Yannis Agiomyrgiannakis博士，谷歌高级研究科学家 (London, UK)
李博 博士 谷歌研究科学家 (Mountain View, CA, USA)
As Speech-based conversational agents like Alexa, Cortana, Google Now and Siri become the preferred interface for Human-Machine interaction, there is a renewed interest in Text-To-Speech technologies. This talk highlights TTS from an industrial perspective and presents new developments in the fields of Vocoding, Statistical Mapping and Voice Morphing that significantly outperform the baseline and even challenge the status-quo.
Yannis Agiomyrgiannakis finished his PhD thesis on the subject "Sinusoidal Speech Coding for Voice-over-IP" in 2006 at the University of Crete, with Yannis Stylianou.

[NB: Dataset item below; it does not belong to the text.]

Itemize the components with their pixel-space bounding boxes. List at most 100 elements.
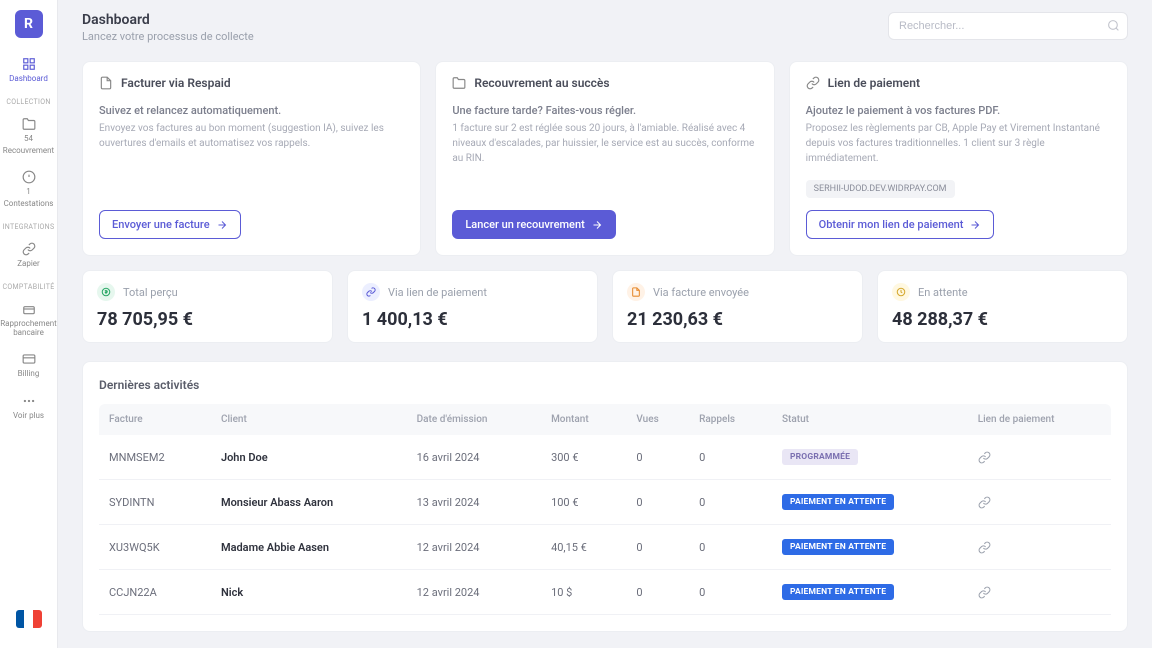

He held a post-doc position regarding speech coding for TTS systems, glottal inversion and voice transformation, at the Text-to-Speech Synthesis group in France Telecom, working with Olivier Rosec. He joined Paul Taylor's startup called "Phonetic Arts" at Cambridge, a company that was introducing speech synthesis to the game industry and was acquired by Google in 2010, where he is the DSP tech-lead for Google TTS. He is the author of 20+ publications and 17 patents in speech coding, speech processing and speech synthesis. His interests are in Signal Processing, Speech Coding, Speech Analysis/Modeling, Statistical Modeling, Sinusoidal Synthesis, Text-to-Speech, Voice-over-IP, Source/Channel Coding, Vector Quantization, Multiple Description Coding, DSP implementation, Glottal Inversion, Voice Morphing, etc.